Heute ist der 31.05.2026, und während wir hier über Bitcoin sprechen, fühlt sich die Lage an den Märkten irgendwie angespannt an. Bitcoin hat einen Rückzug angetreten und zwingt Käufer in die Defensive. Aktuell liegt der Preis bei 73.522,40 USD auf Wochenbasis. Das Chartbild zeigt ein klares Abwärtsmomentum, was nicht gerade für Optimismus sorgt. Die technische Struktur deutet darauf hin, dass die Bären das Steuer übernommen haben, und das lässt einen schon nachdenklich zurück.
Die Kernunterstützungen zwischen 60.000 und 65.000 USD sind entscheidend. Ein Bruch könnte dazu führen, dass wir unter 50.000 USD fallen. Momentan handelt Bitcoin unter dem 50-Wochen-Durchschnitt von 74.159,44 USD, was die Unsicherheit weiter verstärkt. Der SuperTrend-Indikator fungiert als Widerstand bei 91.823,73 USD, und die Ichimoku-Wolke wurde nach unten verlassen. Das „Shooting Star“-Kerzenmuster vom 10. Mai bei rund 82.431 USD zeigt deutlich, dass Verkaufsdruck im Raum steht. Besonders besorgniserregend ist das potenzielle „Head & Shoulders“-Top-Pattern, das bereits zu etwa 40 % abgeschlossen ist.

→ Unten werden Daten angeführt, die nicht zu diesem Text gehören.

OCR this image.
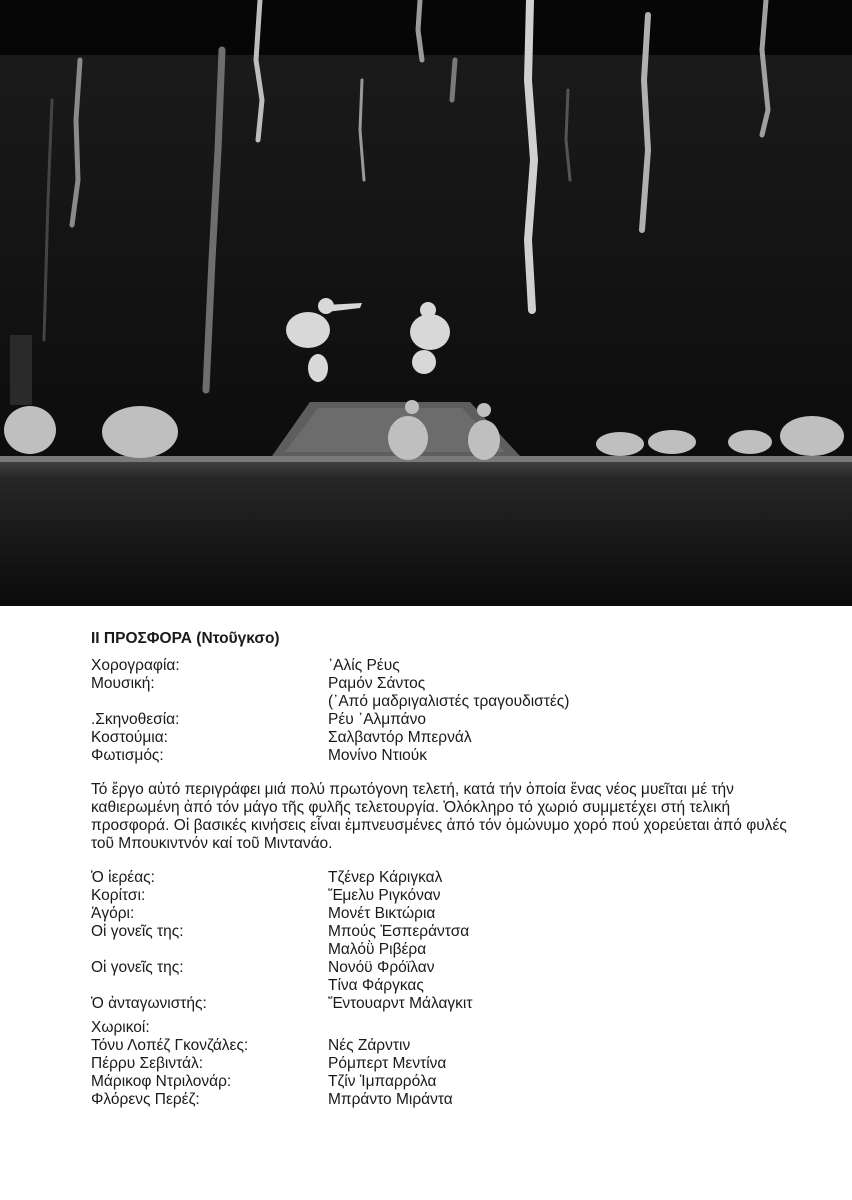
ΙΙ ΠΡΟΣΦΟΡΑ (Ντοῦγκσο)
Χορογραφία:	᾽Αλίς Ρέυς
Μουσική:	Ραμόν Σάντος
(᾽Από μαδριγαλιστές τραγουδιστές)
.Σκηνοθεσία:	Ρέυ ᾽Αλμπάνο
Κοστούμια:	Σαλβαντόρ Μπερνάλ
Φωτισμός:	Μονίνο Ντιούκ
Τό ἔργο αὐτό περιγράφει μιά πολύ πρωτόγονη τελετή, κατά τήν ὁποία ἕνας νέος μυεῖται μέ τήν καθιερωμένη ἀπό τόν μάγο τῆς φυλῆς τελετουργία. Ὁλόκληρο τό χωριό συμμετέχει στή τελική προσφορά. Οἱ βασικές κινήσεις εἶναι ἐμπνευσμένες ἀπό τόν ὁμώνυμο χορό πού χορεύεται ἀπό φυλές τοῦ Μπουκιντνόν καί τοῦ Μιντανάο.
Ὁ ἱερέας:	Τζένερ Κάριγκαλ
Κορίτσι:	Ἔμελυ Ριγκόναν
Ἀγόρι:	Μονέτ Βικτώρια
Οἱ γονεῖς της:	Μπούς Ἐσπεράντσα
Μαλόῢ Ριβέρα
Οἱ γονεῖς της:	Νονόϋ Φρόϊλαν
Τίνα Φάργκας
Ὁ ἀνταγωνιστής:	Ἔντουαρντ Μάλαγκιτ
Χωρικοί:
Τόνυ Λοπέζ Γκονζάλες:	Νές Ζάρντιν
Πέρρυ Σεβιντάλ:	Ρόμπερτ Μεντίνα
Μάρικοφ Ντριλονάρ:	Τζίν Ἰμπαρρόλα
Φλόρενς Περέζ:	Μπράντο Μιράντα
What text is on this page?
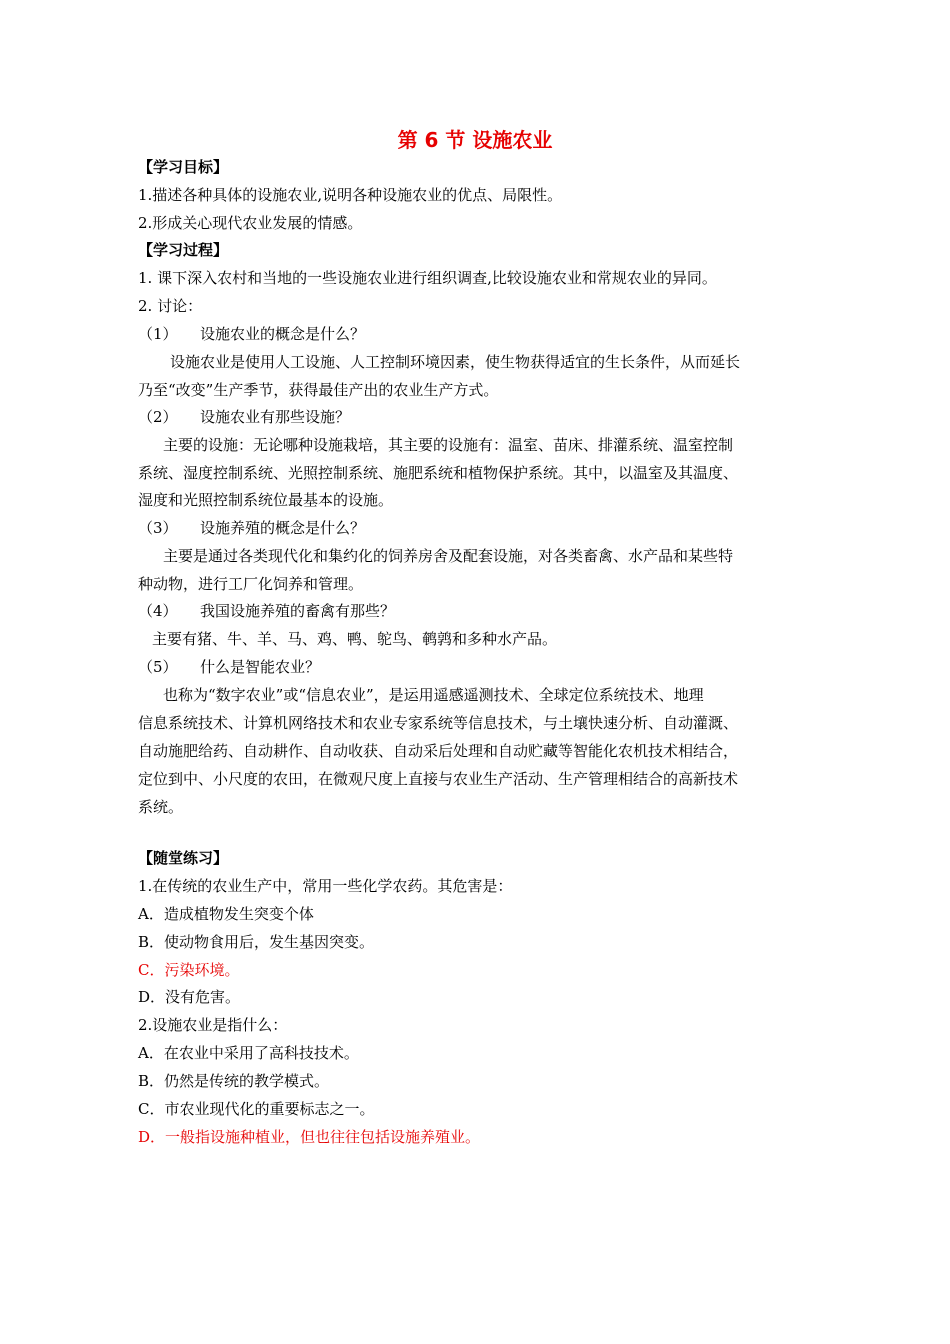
第 6 节 设施农业
【学习目标】
1.描述各种具体的设施农业,说明各种设施农业的优点、局限性。
2.形成关心现代农业发展的情感。
【学习过程】
1. 课下深入农村和当地的一些设施农业进行组织调查,比较设施农业和常规农业的异同。
2. 讨论：
（1） 设施农业的概念是什么？
设施农业是使用人工设施、人工控制环境因素，使生物获得适宜的生长条件，从而延长
乃至“改变”生产季节，获得最佳产出的农业生产方式。
（2） 设施农业有那些设施？
主要的设施：无论哪种设施栽培，其主要的设施有：温室、苗床、排灌系统、温室控制
系统、湿度控制系统、光照控制系统、施肥系统和植物保护系统。其中，以温室及其温度、
湿度和光照控制系统位最基本的设施。
（3） 设施养殖的概念是什么？
主要是通过各类现代化和集约化的饲养房舍及配套设施，对各类畜禽、水产品和某些特
种动物，进行工厂化饲养和管理。
（4） 我国设施养殖的畜禽有那些？
主要有猪、牛、羊、马、鸡、鸭、鸵鸟、鹌鹑和多种水产品。
（5） 什么是智能农业？
也称为“数字农业”或“信息农业”，是运用遥感遥测技术、全球定位系统技术、地理
信息系统技术、计算机网络技术和农业专家系统等信息技术，与土壤快速分析、自动灌溉、
自动施肥给药、自动耕作、自动收获、自动采后处理和自动贮藏等智能化农机技术相结合，
定位到中、小尺度的农田，在微观尺度上直接与农业生产活动、生产管理相结合的高新技术
系统。
【随堂练习】
1.在传统的农业生产中，常用一些化学农药。其危害是：
A．造成植物发生突变个体
B．使动物食用后，发生基因突变。
C．污染环境。
D．没有危害。
2.设施农业是指什么：
A．在农业中采用了高科技技术。
B．仍然是传统的教学模式。
C．市农业现代化的重要标志之一。
D．一般指设施种植业，但也往往包括设施养殖业。
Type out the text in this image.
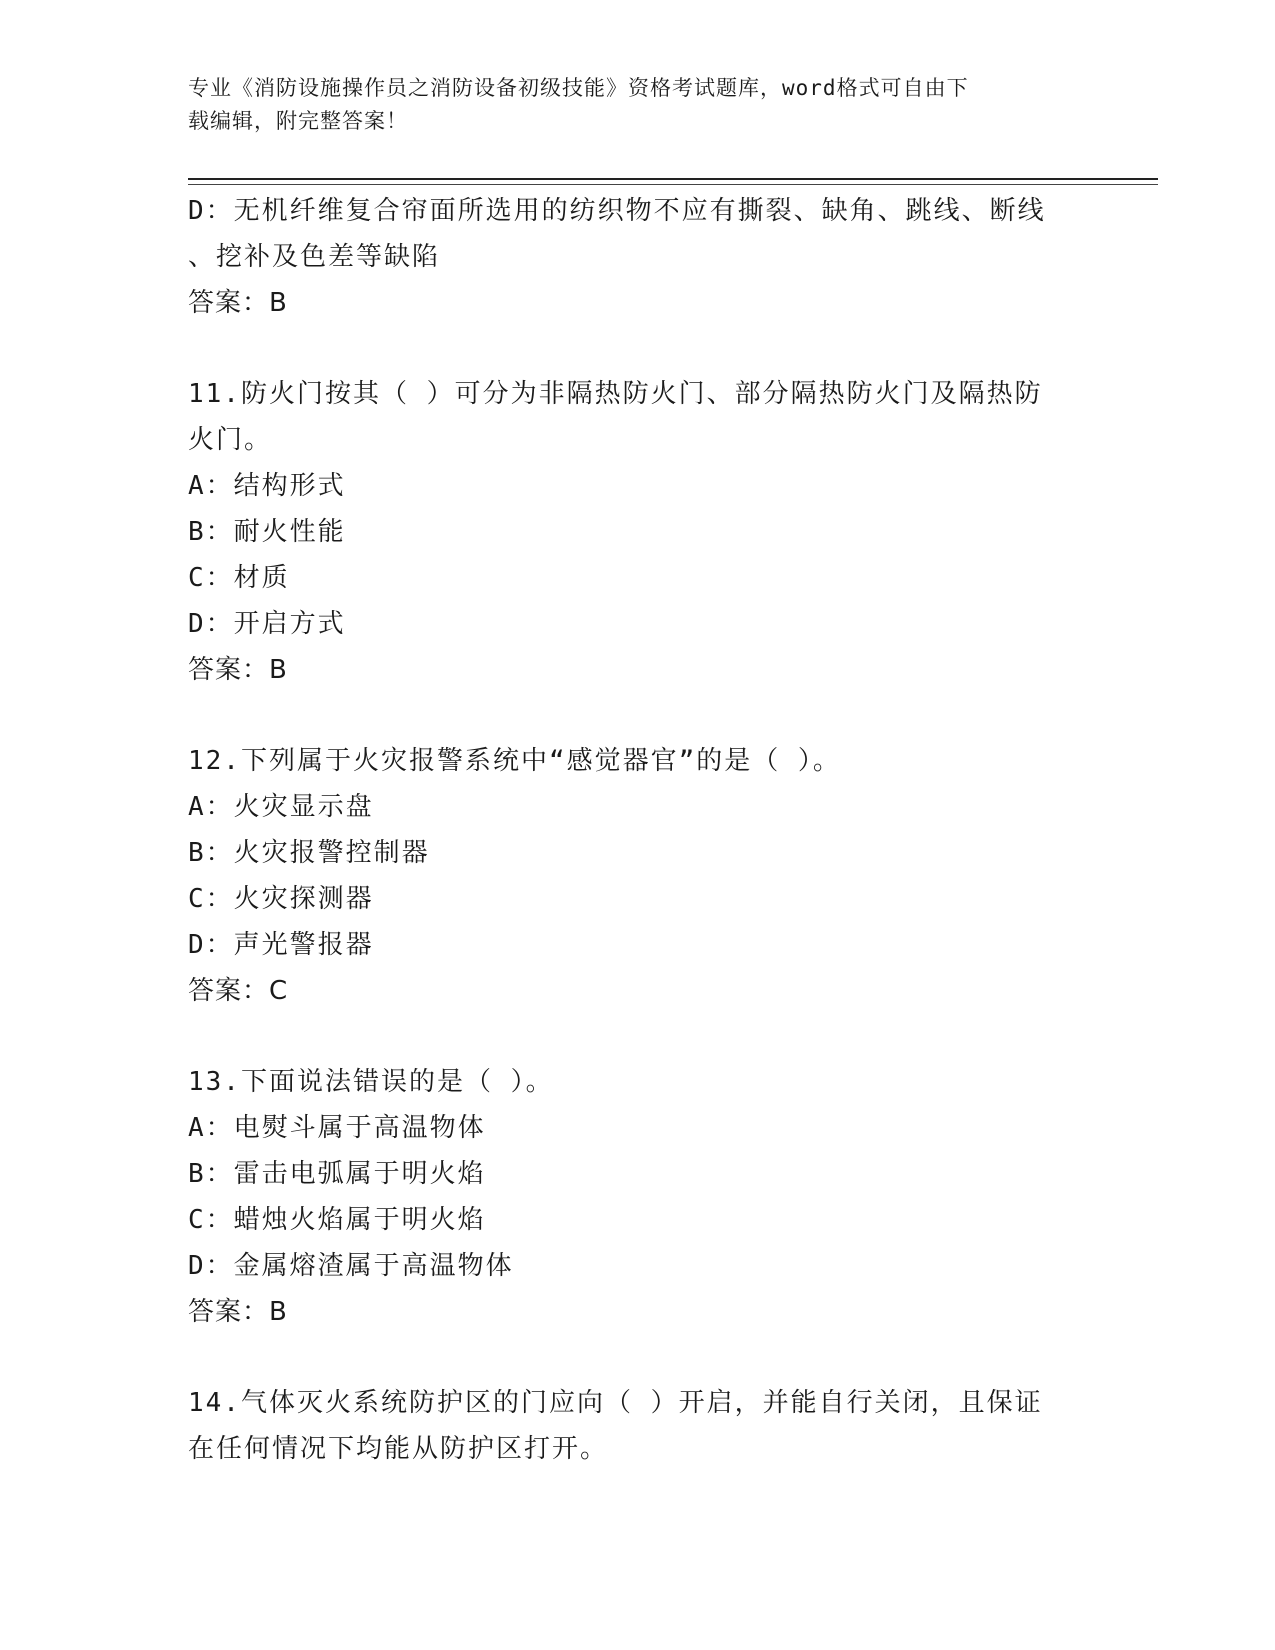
专业《消防设施操作员之消防设备初级技能》资格考试题库，word格式可自由下
载编辑，附完整答案！

D：无机纤维复合帘面所选用的纺织物不应有撕裂、缺角、跳线、断线

、挖补及色差等缺陷

答案：B

11.防火门按其（ ）可分为非隔热防火门、部分隔热防火门及隔热防

火门。

A：结构形式

B：耐火性能

C：材质

D：开启方式

答案：B

12.下列属于火灾报警系统中“感觉器官”的是（ ）。

A：火灾显示盘

B：火灾报警控制器

C：火灾探测器

D：声光警报器

答案：C

13.下面说法错误的是（ ）。

A：电熨斗属于高温物体

B：雷击电弧属于明火焰

C：蜡烛火焰属于明火焰

D：金属熔渣属于高温物体

答案：B

14.气体灭火系统防护区的门应向（ ）开启，并能自行关闭，且保证

在任何情况下均能从防护区打开。
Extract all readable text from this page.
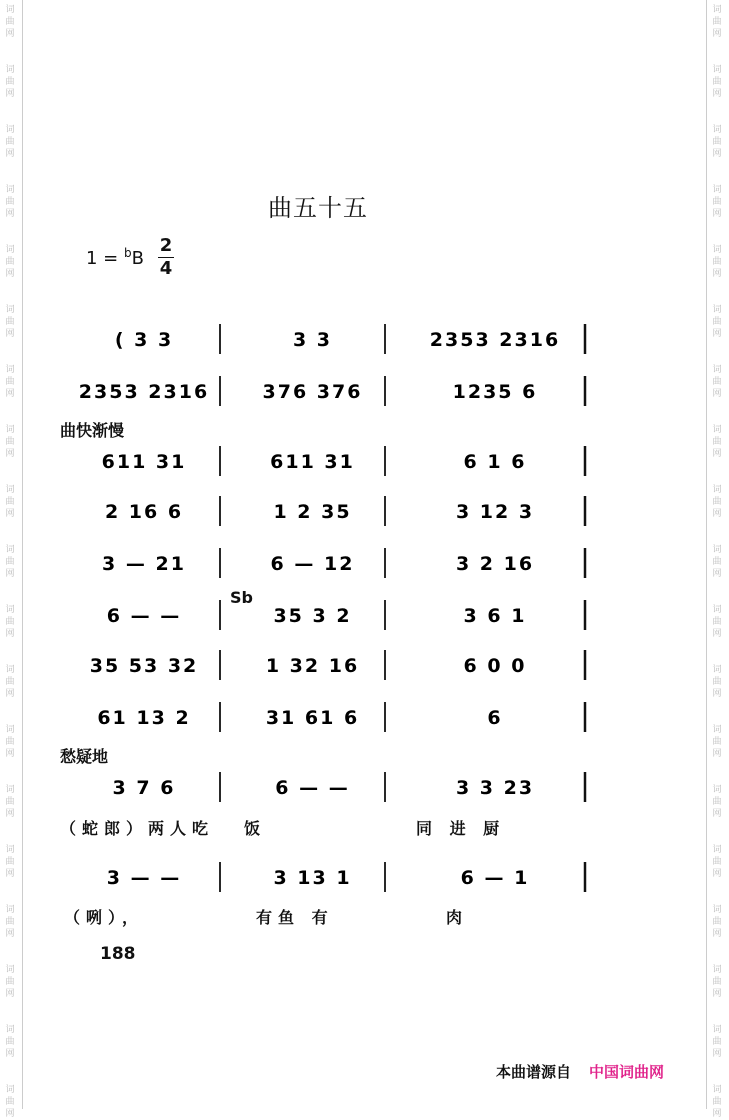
词
曲
网
词
曲
网
词
曲
网
词
曲
网
词
曲
网
词
曲
网
词
曲
网
词
曲
网
词
曲
网
词
曲
网
词
曲
网
词
曲
网
词
曲
网
词
曲
网
词
曲
网
词
曲
网
词
曲
网
词
曲
网
词
曲
网
词
曲
网
词
曲
网
词
曲
网
词
曲
网
词
曲
网
词
曲
网
词
曲
网
词
曲
网
词
曲
网
词
曲
网
词
曲
网
词
曲
网
词
曲
网
词
曲
网
词
曲
网
词
曲
网
词
曲
网
词
曲
网
词
曲
网
曲五十五
1 = $^b$B
2
4
曲快渐慢
愁疑地
( 3 3	3 3	2353 2316
2353 2316	376 376	1235 6
611 31	611 31	6 1 6
2 16 6	1 2 35	3 12 3
3 — 21	6 — 12	3 2 16
6 — —	35 3 2	3 6 1
35 53 32	1 32 16	6 0 0
61 13 2	31 61 6	6
3 7 6	6 — —	3 3 23
3 — —	3 13 1	6 — 1
（蛇郎）两人吃 饭	同 进 厨
（咧），	有鱼 有	肉
188
本曲谱源自 中国词曲网
Sb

Die Unterstützungs- und Widerstandsniveaus
Um noch genauer hinzuschauen, werfen wir einen Blick auf die Unterstützungsniveaus für Bitcoin. Diese liegen laut aktuellen Analysen bei:
- S1: €62,966
- S2: €62,545
- S3: €62,244 (stärkstes Unterstützungsniveau)
Für die Widerstandsniveaus können wir folgende Werte anführen:
- R1: €63,687
- R2: €63,989
- R3: €64,409
Im Allgemeinen zeigt der Markt eine interessante Dynamik. Bitcoin hat eine positive Korrelation von 0.666 mit den Top 10 Coins nach Marktkapitalisierung, was bedeutet, dass Bewegungen einer Währung die andere in die gleiche Richtung beeinflussen können. Gleichzeitig gibt es auch negative Korrelationen – etwa mit Stellar (XLM) oder Injective (INJ). Das alles macht die aktuelle Situation irgendwie komplex, wenn man bedenkt, dass Bitcoin und andere Kryptowährungen oft als miteinander verbundene Assets betrachtet werden.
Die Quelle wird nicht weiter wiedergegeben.